The presented technology offers an efficient and accurate way to personalize audio replay automatically for a variety of audio content types. It is to be understood that the present disclosure contemplates numerous variations, options, and alternatives. For clarity of explanation, in some instances the present technology may be presented as including individual functional blocks including functional blocks comprising devices, device components, steps or routines in a method embodied in software, or combinations of hardware and software.
Methods according to the above-described examples can be implemented using computer-executable instructions that are stored or otherwise available from computer readable media. Such instructions can comprise, for example, instructions and data which cause or otherwise configure a general-purpose computer, special purpose computer, or special purpose processing device to perform a certain function or group of functions. Portions of computer resources used can be accessible over a network. The computer executable instructions may be, for example, binaries, intermediate format instructions such as assembly language, firmware, or source code. Examples of computer-readable media that may be used to store instructions, information used, and/or information created during methods according to described examples include magnetic or optical disks, flash memory, USB devices provided with non-volatile memory, networked storage devices, and so on.
Devices implementing methods according to these disclosures can comprise hardware, firmware and/or software, and can take any of a variety of form factors. Typical examples of such form factors include laptops, smart phones, small form factor personal computers, personal digital assistants, rackmount devices, standalone devices, and so on. Functionality described herein also can be embodied in peripherals or add-in cards. Such functionality can also be implemented on a circuit board among different chips or different processes executing in a single device, by way of further example. The instructions, media for conveying such instructions, computing resources for executing them, and other structures for supporting such computing resources are means for providing the functions described in these disclosures.
Although a variety of examples and other information was used to explain aspects within the scope of the appended claims, no limitation of the claims should be implied based on particular features or arrangements in such examples, as one of ordinary skill would be able to use these examples to derive a wide variety of implementations.
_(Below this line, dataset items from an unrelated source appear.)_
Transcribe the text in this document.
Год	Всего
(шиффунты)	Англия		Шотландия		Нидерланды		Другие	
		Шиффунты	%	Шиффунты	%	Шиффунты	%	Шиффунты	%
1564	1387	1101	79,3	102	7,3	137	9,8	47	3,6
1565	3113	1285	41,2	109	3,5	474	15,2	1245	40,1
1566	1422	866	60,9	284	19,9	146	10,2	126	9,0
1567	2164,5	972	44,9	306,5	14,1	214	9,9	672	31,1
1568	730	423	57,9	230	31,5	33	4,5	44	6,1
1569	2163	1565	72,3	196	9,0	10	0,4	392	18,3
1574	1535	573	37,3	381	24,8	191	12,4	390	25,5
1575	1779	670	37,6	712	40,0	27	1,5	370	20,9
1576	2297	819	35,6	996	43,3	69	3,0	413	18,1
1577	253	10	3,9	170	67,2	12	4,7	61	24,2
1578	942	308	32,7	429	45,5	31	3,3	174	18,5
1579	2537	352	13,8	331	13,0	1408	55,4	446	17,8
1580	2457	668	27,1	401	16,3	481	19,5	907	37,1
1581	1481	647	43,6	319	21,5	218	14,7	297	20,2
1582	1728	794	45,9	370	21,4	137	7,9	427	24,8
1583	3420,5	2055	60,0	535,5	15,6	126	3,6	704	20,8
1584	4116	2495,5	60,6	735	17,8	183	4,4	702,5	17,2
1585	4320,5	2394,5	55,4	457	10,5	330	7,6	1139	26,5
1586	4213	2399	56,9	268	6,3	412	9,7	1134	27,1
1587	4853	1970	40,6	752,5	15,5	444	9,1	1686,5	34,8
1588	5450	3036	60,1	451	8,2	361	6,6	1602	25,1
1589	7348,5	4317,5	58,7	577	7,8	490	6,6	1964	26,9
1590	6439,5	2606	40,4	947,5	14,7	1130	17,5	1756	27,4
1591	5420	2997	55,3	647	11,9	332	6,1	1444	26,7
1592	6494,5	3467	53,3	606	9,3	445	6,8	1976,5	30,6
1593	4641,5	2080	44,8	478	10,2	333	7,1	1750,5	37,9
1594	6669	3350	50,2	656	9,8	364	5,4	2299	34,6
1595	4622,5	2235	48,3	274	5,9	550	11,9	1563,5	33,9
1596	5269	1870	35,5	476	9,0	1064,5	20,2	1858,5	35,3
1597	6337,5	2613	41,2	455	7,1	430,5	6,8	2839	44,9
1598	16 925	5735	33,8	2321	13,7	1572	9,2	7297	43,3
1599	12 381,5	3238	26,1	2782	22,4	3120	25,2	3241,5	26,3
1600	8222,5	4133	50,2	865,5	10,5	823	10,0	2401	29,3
Further and although some subject matter may have been described in language specific to examples of structural features and/or method steps, it is to be understood that the subject matter defined in the appended claims is not necessarily limited to these described features or acts. For example, such functionality can be distributed differently or performed in components other than those identified herein. Rather, the described features and steps are disclosed as examples of components of systems and methods within the scope of the appended claims.